Kementerian Sosial kembali menggelar Rapat Kordinasi Program Keluarga Harapan (PKH). Rakor dihadiri oleh pihak terkait seperti Himbara (himpunan bank negara), kepala daerah dan beberapa lembaga terkait lainnya.
Menteri Sosial Idrus Marham mengatakan saat ini pemerintah memiliki target untuk menurunkan presentase angka kemiskinan di akhir tahun. Berdasarkan data BPS, presentase kemiskinan di Indonesia pada Maret 2018 mencapai 9,82 persen.
"Target kita akhir 2018 masuk 2019 ini diturunkan lagi lebih rendah kita ingin sampaikan 9-9,3 persen," kata Idrus di Grand Sahid Jaya, Rabu (8/8).

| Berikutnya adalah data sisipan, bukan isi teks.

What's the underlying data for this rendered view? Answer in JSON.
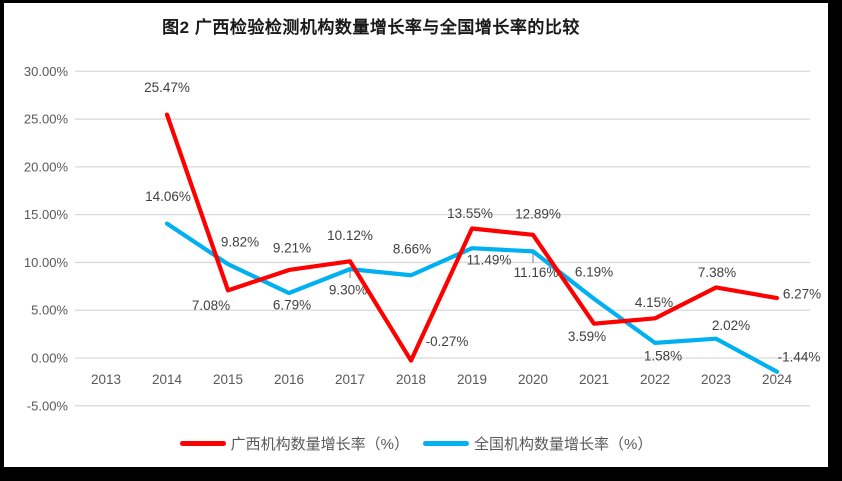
{
  "title": "图2 广西检验检测机构数量增长率与全国增长率的比较",
  "chart_data": {
    "type": "line",
    "categories": [
      "2013",
      "2014",
      "2015",
      "2016",
      "2017",
      "2018",
      "2019",
      "2020",
      "2021",
      "2022",
      "2023",
      "2024"
    ],
    "x_start": 2013,
    "ylim": [
      -5,
      30
    ],
    "ytick_step": 5,
    "ytick_labels": [
      "30.00%",
      "25.00%",
      "20.00%",
      "15.00%",
      "10.00%",
      "5.00%",
      "0.00%",
      "-5.00%"
    ],
    "grid": true,
    "legend_position": "bottom",
    "series": [
      {
        "name": "广西机构数量增长率（%）",
        "color": "#ff0000",
        "years": [
          2014,
          2015,
          2016,
          2017,
          2018,
          2019,
          2020,
          2021,
          2022,
          2023,
          2024
        ],
        "values": [
          25.47,
          7.08,
          9.21,
          10.12,
          -0.27,
          13.55,
          12.89,
          3.59,
          4.15,
          7.38,
          6.27
        ],
        "labels": [
          "25.47%",
          "7.08%",
          "9.21%",
          "10.12%",
          "-0.27%",
          "13.55%",
          "12.89%",
          "3.59%",
          "4.15%",
          "7.38%",
          "6.27%"
        ]
      },
      {
        "name": "全国机构数量增长率（%）",
        "color": "#00b0f0",
        "years": [
          2014,
          2015,
          2016,
          2017,
          2018,
          2019,
          2020,
          2021,
          2022,
          2023,
          2024
        ],
        "values": [
          14.06,
          9.82,
          6.79,
          9.3,
          8.66,
          11.49,
          11.16,
          6.19,
          1.58,
          2.02,
          -1.44
        ],
        "labels": [
          "14.06%",
          "9.82%",
          "6.79%",
          "9.30%",
          "8.66%",
          "11.49%",
          "11.16%",
          "6.19%",
          "1.58%",
          "2.02%",
          "-1.44%"
        ]
      }
    ],
    "colors": {
      "grid": "#d9d9d9",
      "axis_text": "#595959",
      "data_label": "#404040",
      "leader": "#a6a6a6",
      "frame": "#000000",
      "background": "#ffffff"
    }
  }
}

Mensos Idrus yang berafiliasi dengan Kemenko PMK tersebut optimis bisa mencapai target tersebut. Terlebih lagi, anggaran untuk program PKH bahkan sudah ditambah hingga dua kali lipat sehingga bisa mendongkrak kinerja program-program penurunan kemiskinan.

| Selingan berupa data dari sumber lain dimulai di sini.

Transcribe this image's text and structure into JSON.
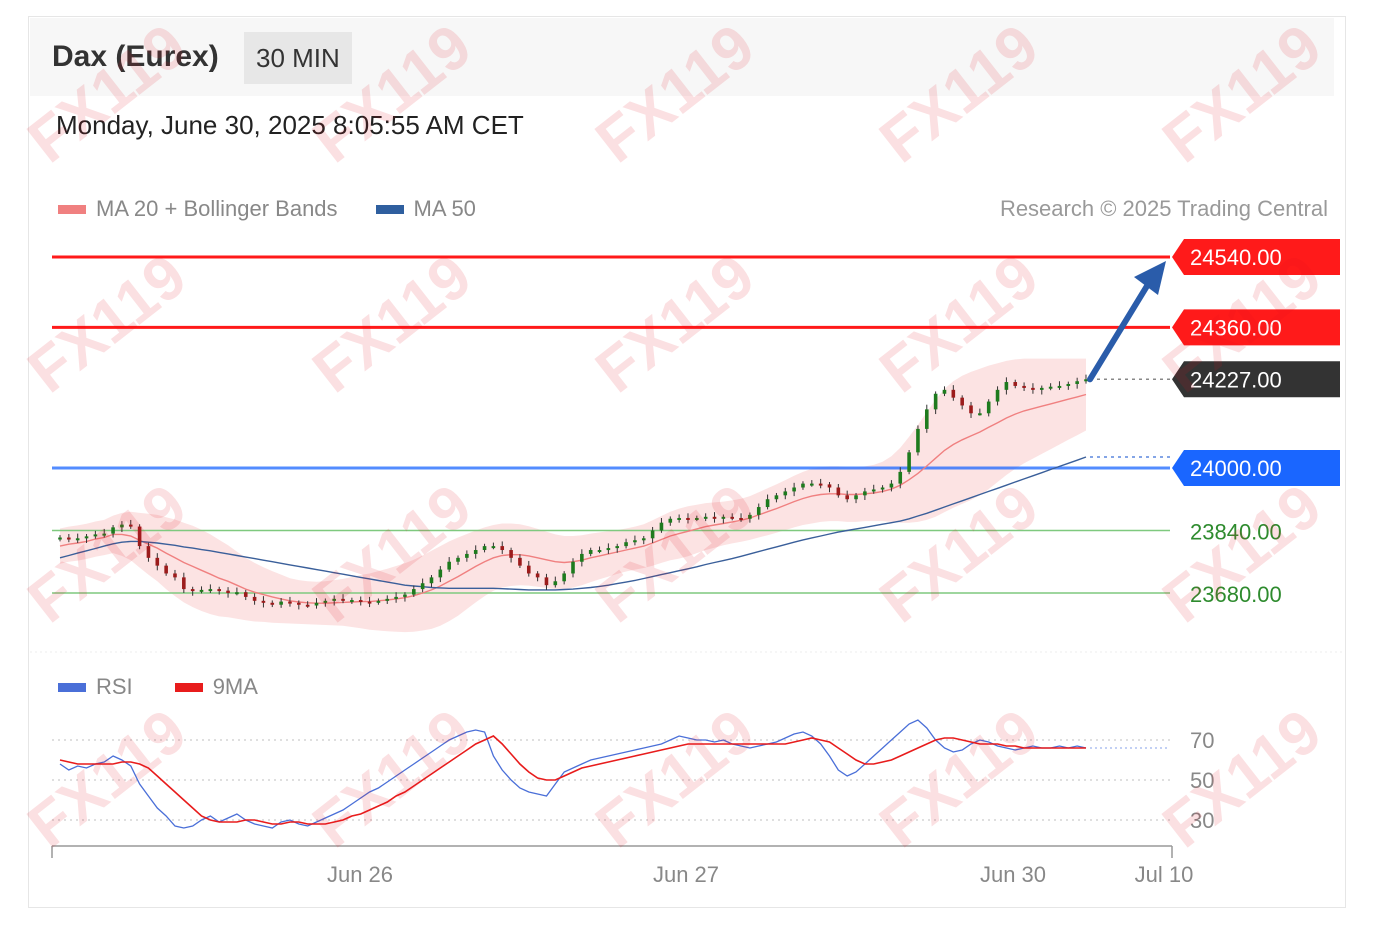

Agar program tersebut tepat sasaran, pemerintah akan mengambil kebijakan yang disesuaikan dengan kebutuhan masyarakat. "Program-program kebijakan yang diambil pemerintah betul-betul sesuai dengan kebutuhan masyarakat, sesuai dengan masalah rakyat, sesuai harapan masa depan," imbuhnya.
Sebelumnya, Menteri Sosial Idrus Marham menegaskan bahwa anggaran Program Keluarga Harapan (PKH) bakal mencapai Rp 31 triliun pada 2019. Angka ini meningkat dua kali lipat dari tahun 2018 yang hanya Rp 17 triliun.
"Sesuai dengan arahan bapak presiden untuk PKH anggarannya ditambah 2 kali lipat," ujar dia.
Idrus menjelaskan, di 2018 anggaran PKH sebanyak Rp 17 triliun diperuntukkan bagi 10 juta keluarga penerima manfaat. Tahun depan, anggaran PKH tetap disalurkan kepada 10 juta keluarga namun dengan sistem berbeda. Di mana, jika beban keluarga semakin besar maka bantuan PKH yang diperoleh semakin tinggi.
"Sistemnya 2019 akan berbeda tidak lagi non flat tapi disesuaikan dengan beban per keluarganya," ujar Idrus.